Она сказала, сразу решившись:
— Я хотела бы переменить веру.
— Что бы ты хотела?
— Переменить веру, перейти в твою веру.
— Ты бы хотела… да это же… что за бред, — прибавил он тихо, смотря в сторону. Он взял себя в руки и уставился на какой-то предмет у противоположной стены. Однако все лицо у него дергалось. — Как ты до этого додумалась? — спросил он беззвучным от напряжения голосом.
— Я иду на это ради тебя, мой Андреас. — Она испугалась, уж не испортила ли она все дело. — То есть я, конечно, чувствую — как бы это сказать? — внутреннее влечение. Но для перемены веры нужна все-таки известная решимость, не правда ли? Любовь к тебе облегчает мне этот шаг.
Он вскочил, он стоял перед ней, отвернувшись, подняв лицо к потолку и сжимая пальцы. Она смотрела на него с испугом и благоговением: «Ах, никогда успехи в свете не доставляли ему такого удовольствия. Он просто в экстазе!»
Андреас ясно представил себе картину: Адельгейда в скромном платьице конфирмантки и белом вуале, в сопровождении родственников и всей знати Земли обетованной входит в церковь святой Ядвиги. Туркхеймер доводит ее до купели, он лукаво улыбается и поглаживает рыжеватые бакенбарды.
Она добавила в пояснение:
— Я ведь принадлежу к евангелической церкви.
Тут он бросился вон из комнаты. Дверь хлопнула, его уже не было. Сейчас же вслед за тем она услышала приглушенные звуки, словно он боролся с приступом удушья. Она уж хотела бежать ему на помощь, но снова села в кресло: ей почудился смех, он смеялся. Ну конечно, он остановился тут же около закрытой двери и хохотал, уткнувшись лицом во что-то мягкое; может быть, в портьеру?
И вдруг она услышала сдерживаемый визгливый хохот, визгливый женский хохот. Да, он уткнулся лицом во что-то мягкое, в платье женщины или, как знать, в тело женщины. Ах, там в углу, на откидной доске книжного шкафа, которая должна была служить поэту пюпитром для его беглых записей, лежал большой красный предмет: огромная шляпа с перьями. «Я была слепа. Как могла я не заметить ее раньше!» Около, на полу, валялась скомканная перчатка.

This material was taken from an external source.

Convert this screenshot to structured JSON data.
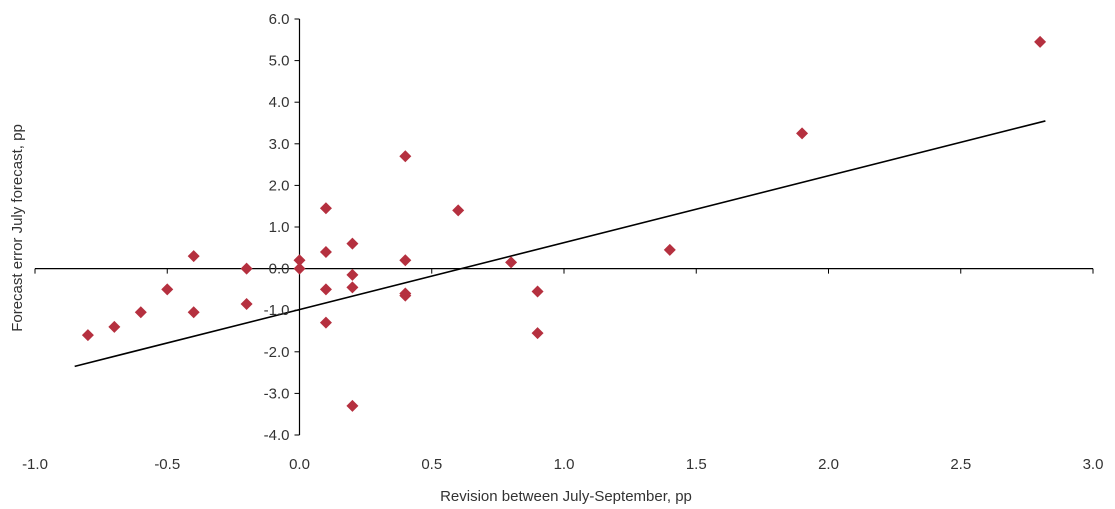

Адельгейда даже не удивилась.
«Как могла я не понять, — подумала она. — Я воображала, будто он всецело поглощен своей писательской карьерой, светскими успехами, почем я знаю чем еще! Как это мне никогда не приходило в голову, что причина его холодности кроется в его пылких чувствах к другой. Это непостижимо! — Она подошла к зеркалу. — Он совершенно прав, я могу показываться только вечером. С помощью изрядной дозы eau de lys [39] и при искусственном освещении, пожалуй, еще сойдет, но скоро, может быть, и этого будет недостаточно. Впрочем, теперь уже все равно, чего мне еще надо?»
Она вышла из комнаты, преследуемая его приглушенным смехом и гортанным взвизгиванием соперницы. Сколько веселья вызвала ее жертва, последняя жертва, которой она думала вернуть его себе! Уже при выходе, в подъезде, она сделала открытие:
«Я вся дрожу. Мне надо передохнуть, но где?»
Напротив, в окне первого этажа, она заметила несколько запыленных болванок для шляп. Модистка, удрученная женщина неопределенного возраста, при взгляде на неожиданную покупательницу решила про себя, что летний костюм на той стоит по меньшей мере триста марок. Это было простое серое парусиновое платье. Лиф был отделан серым льняным кружевом на бирюзовом шелку; заложенные складочками воротник и кокетка закрывали шею и плечи. На шляпе из черной итальянской соломки были страусовые перья, а под полями, сзади, у самой прически желтая роза. Шляпа эта испугала модистку.